Si je devais définir la relation de Samuel Bronston avec l’Espagne en général, et avec Madrid en particulier, c’est celle de « l’acceptation » par tous, madrilènes et artistes espagnols. « À Hollywood, il arrive un moment où on vous laisse de côté. Tu ne sais même pas à qui tu as affaire. Il avait des problèmes avec les producteurs, il n’était pas d’accord sur certaines choses et il voulait les faire à sa manière. Parce qu’en plus d’être producteur, il était un excellent directeur de casting, ce que les producteurs ne font généralement pas. Tous les gens, aussi petits soient-ils dans l’équipe, l’adoraient. Il aimait tout le monde, Il a salué tout le monde, a parlé même à la dernière personne sur le plateau et leur a donné un coup de main s’ils en avaient besoin. « C’était très spécial. » Bien sûr, en bon producteur, il a dû prendre des décisions qui n’étaient pas toujours faciles mais essentielles pour que le résultat soit celui qu’il croyait le plus optimal. «C’était aussi quelqu’un qui n’hésitait pas à tirer quand il le fallait. En effet, l’un des administrateurs a été licencié avec son chèque correspondant. Une référence, ce dernier, peut-être à Frank Capra, qui fut remplacé par Henry Hathaway lors du tournage de « Le monde fabuleux du cirque » (1964). « Il était très indépendant : un double Bélier. « Vous pouvez imaginer quelle forte personnalité il avait », ajoute-t-il.

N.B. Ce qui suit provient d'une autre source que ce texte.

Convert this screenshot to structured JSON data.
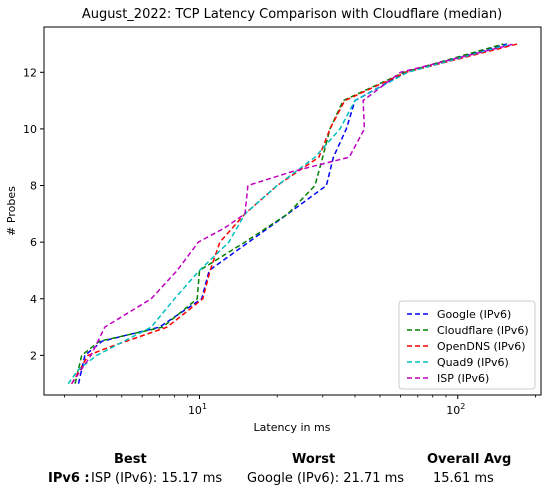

En effet, lors de la présentation de « Samuel : Hollywood vs Hollywood », il a été fait référence à les inimitiés qu’il a fini par gagner en défiant les grands studios. L’une des craintes d’Andrea était que quelqu’un, dans le documentaire, sorte pour « accoucher », ce qui, heureusement, ne s’est pas produit. Les accusations d’évasion fiscale durant son séjour en Europe lui valurent une peine qui, en 1973, fut suspendue par la Cour suprême des États-Unis. Maintenant, avec cette première, ses créateurs – qui se sont installés dans leur ville ukrainienne natale en ces temps de guerre – et Andrea elle-même espère que 2024 sera une « année Bronston » : une période peut-être brève mais intense pendant laquelle nous, madrilènes, n’avons pas eu à lever les yeux pour voir des étoiles.

IRESTE, plus connu sous le nom d'Institut de Recherche d'Enseignement Supérieur aux Techniques de L'électronique, est un média spécialisé dans le domaine de l'électronique.